Bogota–The visit of Iran’s Foreign Affairs Minister Mohammed Javad Zarif to six Latin American countries raised many questions, as several observers considered it an attempt to boost Iran’s relations with the American continent following numerous failed attempts in the past.
Zarif left Tehran for Cuba on Monday at the first leg of his official visit to Latin America, leading a group of 120 merchants, businessmen and financial executives in government and private sectors.
According to observers, Latin American countries do not enjoy strong economies to represent a strong ally to Iran; however, building close ties with the Persian State could hamper the region’s stability.
Venezuela was one of the closest allies to Iran among other Latin American countries. Venezuela’s foreign affairs minister, Delcy Rodriguez, conducted an official visit to Tehran to arrange Zarif’s tour.

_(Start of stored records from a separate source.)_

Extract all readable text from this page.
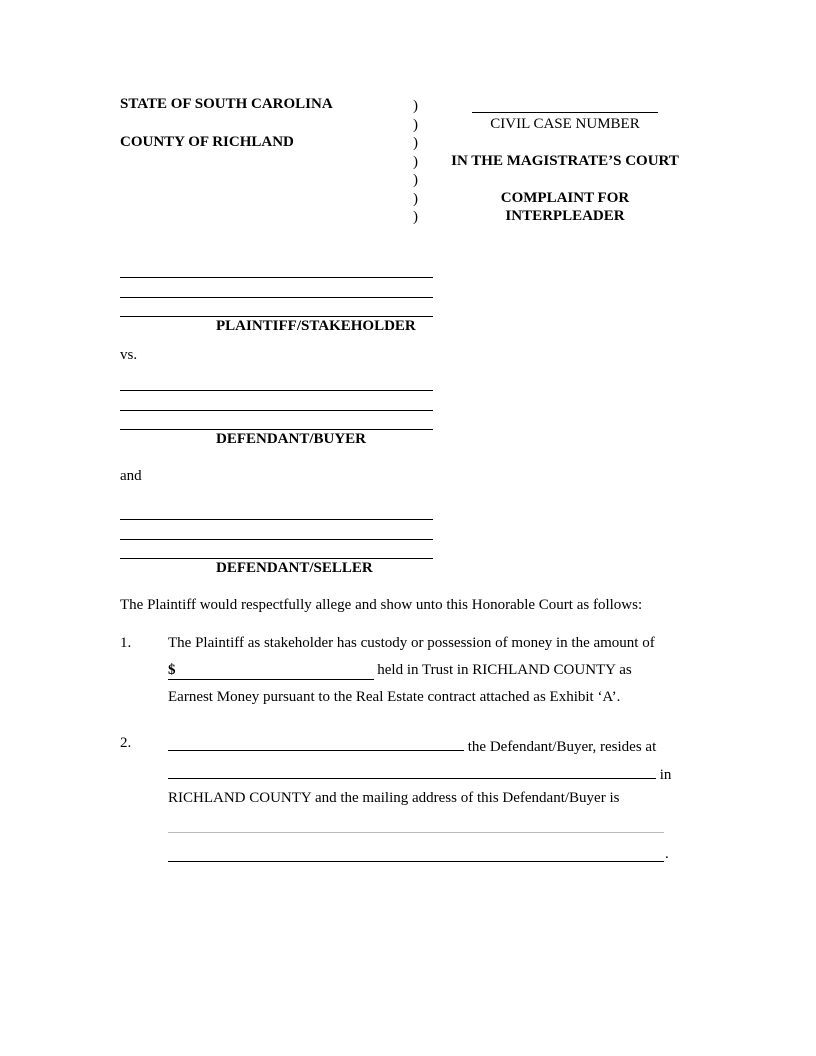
STATE OF SOUTH CAROLINA
COUNTY OF RICHLAND
)
)
)
)
)
)
)
CIVIL CASE NUMBER
IN THE MAGISTRATE’S COURT
COMPLAINT FOR
INTERPLEADER
PLAINTIFF/STAKEHOLDER
vs.
DEFENDANT/BUYER
and
DEFENDANT/SELLER
The Plaintiff would respectfully allege and show unto this Honorable Court as follows:
1. The Plaintiff as stakeholder has custody or possession of money in the amount of
$	held in Trust in RICHLAND COUNTY as
Earnest Money pursuant to the Real Estate contract attached as Exhibit ‘A’.
2.	the Defendant/Buyer, resides at
in
RICHLAND COUNTY and the mailing address of this Defendant/Buyer is
.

During an interview with Asharq al-Awsat newspaper, Marcos Peckel, advisor at the Colombian foreign affairs ministry and expert in Middle Eastern affairs, said that Iran was trying, in vain, to improve its image following the terrorist attacks in Buenos Aires.
Argentina has accused the Lebanon-based so-called Hezbollah of carrying out a terrorist attack in 1994 on the direction of Iran. At least 85 people were killed in the suicide bombing in which 230 others were injured.
Peckel said that Zarif was trying to mend ties with Latin American countries. He noted that four Latin states – namely Venezuela, Ecuador, Bolivia and Nicaragua – were longtime allies to Tehran, while Zarif’s visit to Chile sparked a wave of negative reactions among local Chilean officials.
The Colombian advisor also noted that commercial exchange between Iran and Latin countries was limited to few areas, adding that several projects announced by Iran in the Latin American continent have not yet seen light.
Asked about Iranian interests in the region, and whether the Persian State was trying to hamper the area’s stability, Peckel said that the country was facing a major problem in Latin America, represented by the necessity to deal with the terrorist attack that rocked Buenos Aires in 1994, which was blamed on Hezbollah and Iran.
The Colombian official also said that Tehran last lost several possible partners within Latin America, including Brazil, whose president Dilma Rousseff has shown no interest in pursuing past relations with Iran.
Peckel went on to say that Iran had duplicitous ambitions. He noted that the country was acting as if it wanted to mend ties with the Latin American continent; but its true intention was to get away with its terrorist operation in Buenos Aires that was perpetrated 23 years ago.
“Iran is facing a major problem in Latin America; this explains its futile efforts to improve its image,” the official said.
He added that many people in Latin countries regard Iran as an ally to Hezbollah terrorist group.
Peckel condemned the Persian State’s blatant interference in Yemen and Syria, and its declared support to the head of the Syrian regime, Bashar al-Assad, who is “committing collective genocide against its own people.”
Asked about the outcome of Zarif’s visit, Peckel said that despite the signing of several commercial agreements, the visit will not be fruitful as Iran’s commercial sector does not attract Latin countries.